The features and capabilities of the Razor are not compromised by the fact that it is 3D printed: after all, it has all the same functions as a traditional UAV with GPS waypoints for navigation, mile-distance control, camera hoisting, and phone linking capabilities that extend the distance it can be controlled within. The greatest advantage of this being 3D printed is that it can be modified and reprinted on the whim.

Last but not least: Soleon is an Italian UAV company advancing its efforts in 3D printing UAVs. Because it deals with diverse projects, including aerial photography and thermal mapping, designs ought to be flexible and quick for upgrades. Soleon uses Materialise to meet customer needs, shorten lead times, and reduce UAV weight. One of their 3D printed UAVs is called SoleonAgro, which is intended for agricultural pest control.

GKN Driveline expands deployment of 3D Printing solutions

‘As we continue to design parts specifically for additive manufacturing, we are finding more and more applications that are delivering value. In the future, I believe that FDM 3D printing will become an integral part of our entire tool development cycle and help us further improve business performance.’ says Carlo Cavallini, GKN lead process engineer.

GKN Driveline —an UK-based, multi-national driveline components supplier and division of global engineering company GKN— is expanding deployment of Stratasys 3D printing solutions at its plant in Florence, Italy, thus replacing several traditional manufacturing processes. GKN Driveline serves over 90 percent of automotive manufacturers globally, including the Fiat Chrysler Automobiles Group as well as Ferrari and Maserati. Customer lead times are continuing to shorten and the plant in Florence identified several applications that 3D printing could be used for, facilitating an overall increase in productivity.

‘The ability to quickly 3D print tools and parts that are customized to a specific production need gives us a new level of flexibility and significantly reduces our supply chain,’ adds Cavallini, also team leader at the plant. ‘Considering that we produce several thousand, individual parts a week, this ability to manufacture on-demand is crucial to ensuring our production line is always operational and maintains business continuity.' The plant’s factory floor team is using the Fortus 450mc to produce complex assembly tools for the production line in almost 70 percent less time than it takes using traditional methods.
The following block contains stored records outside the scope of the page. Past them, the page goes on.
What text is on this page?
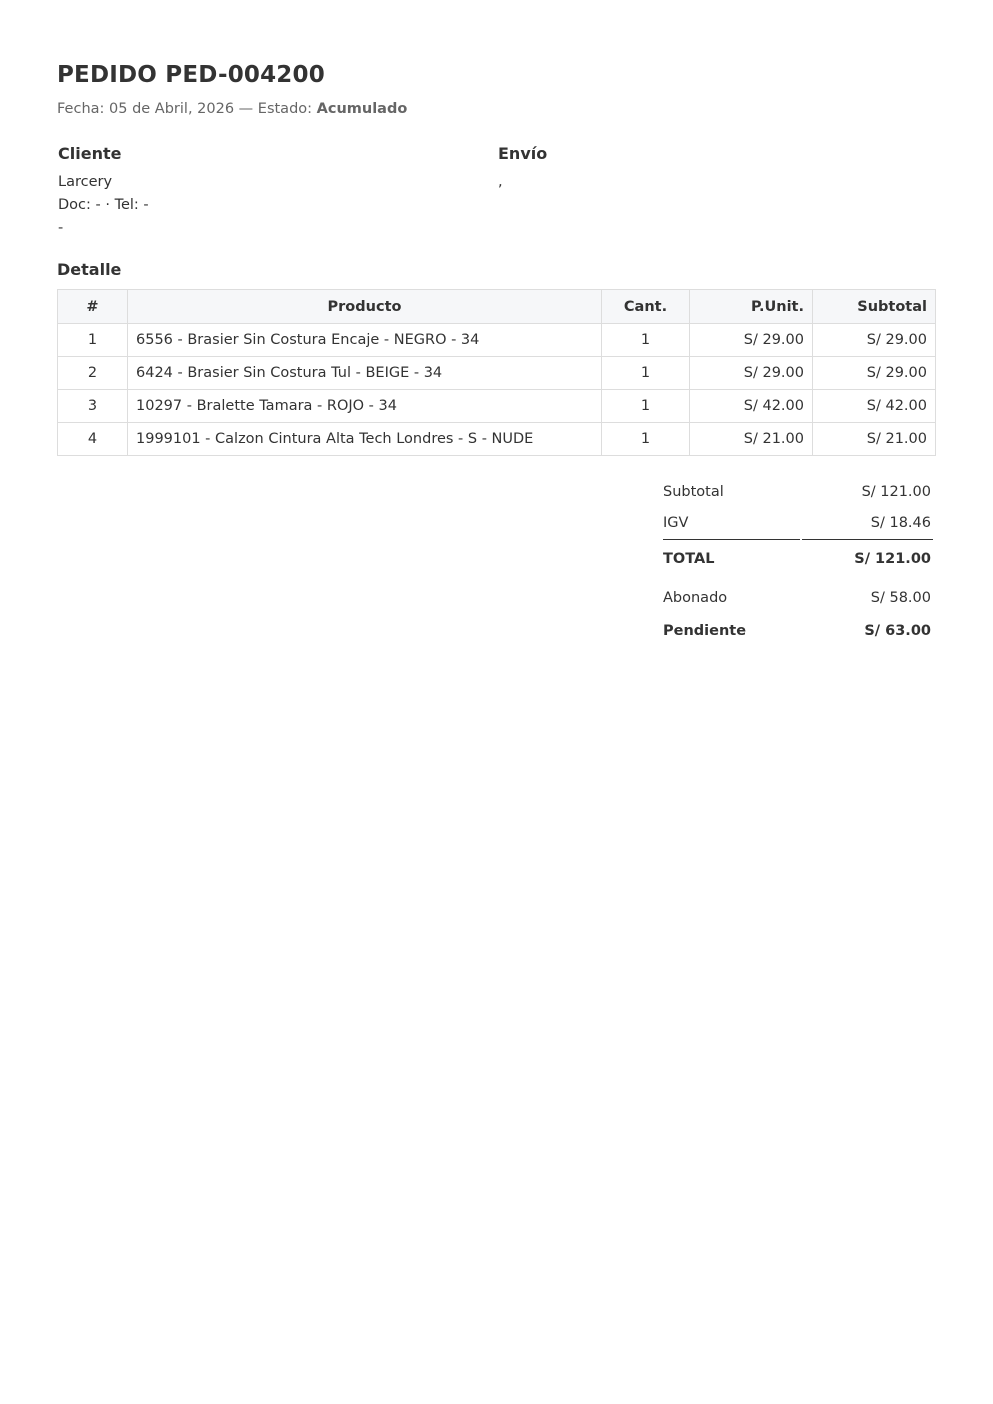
PEDIDO PED-004200
Fecha: 05 de Abril, 2026 — Estado: Acumulado
Cliente
Larcery
Doc: - · Tel: -
-
Envío
,
Detalle
#	Producto	Cant.	P.Unit.	Subtotal
1	6556 - Brasier Sin Costura Encaje - NEGRO - 34	1	S/ 29.00	S/ 29.00
2	6424 - Brasier Sin Costura Tul - BEIGE - 34	1	S/ 29.00	S/ 29.00
3	10297 - Bralette Tamara - ROJO - 34	1	S/ 42.00	S/ 42.00
4	1999101 - Calzon Cintura Alta Tech Londres - S - NUDE	1	S/ 21.00	S/ 21.00
Subtotal	S/ 121.00
IGV	S/ 18.46
TOTAL	S/ 121.00
Abonado	S/ 58.00
Pendiente	S/ 63.00
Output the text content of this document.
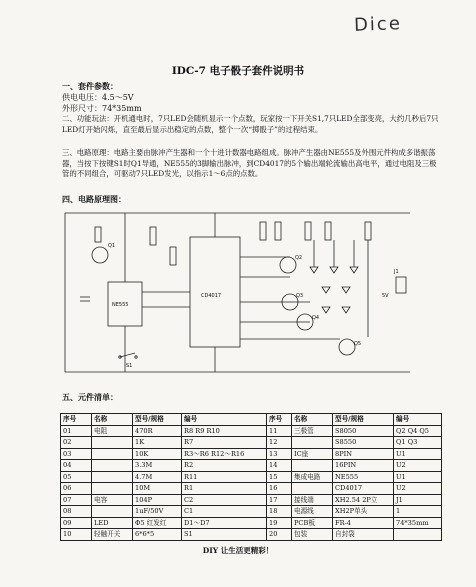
Dice
IDC-7 电子骰子套件说明书
一、套件参数：
供电电压：4.5～5V
外形尺寸：74*35mm
二、功能玩法：开机通电时，7只LED会随机显示一个点数，玩家按一下开关S1,7只LED全部变亮，大约几秒后7只LED灯开始闪烁，直至最后显示出稳定的点数，整个一次“掷骰子”的过程结束。
三、电路原理：电路主要由脉冲产生器和一个十进计数器电路组成。脉冲产生器由NE555及外围元件构成多谐振荡器，当按下按键S1时Q1导通，NE555的3脚输出脉冲，到CD4017的5个输出端轮流输出高电平，通过电阻及三极管的不同组合，可驱动7只LED发光，以指示1～6点的点数。
四、电路原理图：
NE555
CD4017
S1
Q1
Q2
Q3
Q4
Q5
J1
5V
五、元件清单：
序号	名称	型号/规格	编号	序号	名称	型号/规格	编号
01	电阻	470R	R8 R9 R10	11	三极管	S8050	Q2 Q4 Q5
02		1K	R7	12		S8550	Q1 Q3
03		10K	R3～R6 R12～R16	13	IC座	8PIN	U1
04		3.3M	R2	14		16PIN	U2
05		4.7M	R11	15	集成电路	NE555	U1
06		10M	R1	16		CD4017	U2
07	电容	104P	C2	17	接线端	XH2.54 2P立	J1
08		1uF/50V	C1	18	电源线	XH2P单头	1
09	LED	Φ5 红发红	D1～D7	19	PCB板	FR-4	74*35mm
10	轻触开关	6*6*5	S1	20	包装	自封袋	
DIY 让生活更精彩！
This, in turn, has enabled the team to undertake feasibility analyses of the tools and start using them more quickly, therefore accelerating the overall production schedule.

The team also managed to print a bespoke end-of-arm tool that moves individual components from one point of the assembly line to the next. It is made from ULTEM 9085 high-performance 3D printing material and can therefore endure prolonged use, said to equal that of a like-for-like metal component. A number of 3D printed end-of-arm tools are now in use across production, significantly reducing production downtime. 3D printing is also being used to produce customized, on-demand replacement parts for manufacturing equipment. For instance, the team recently printed a missing cable bracket for a robot, saving a week on the time it would have taken for a supplier to deliver it and consequently accelerating the delivery of parts to customers.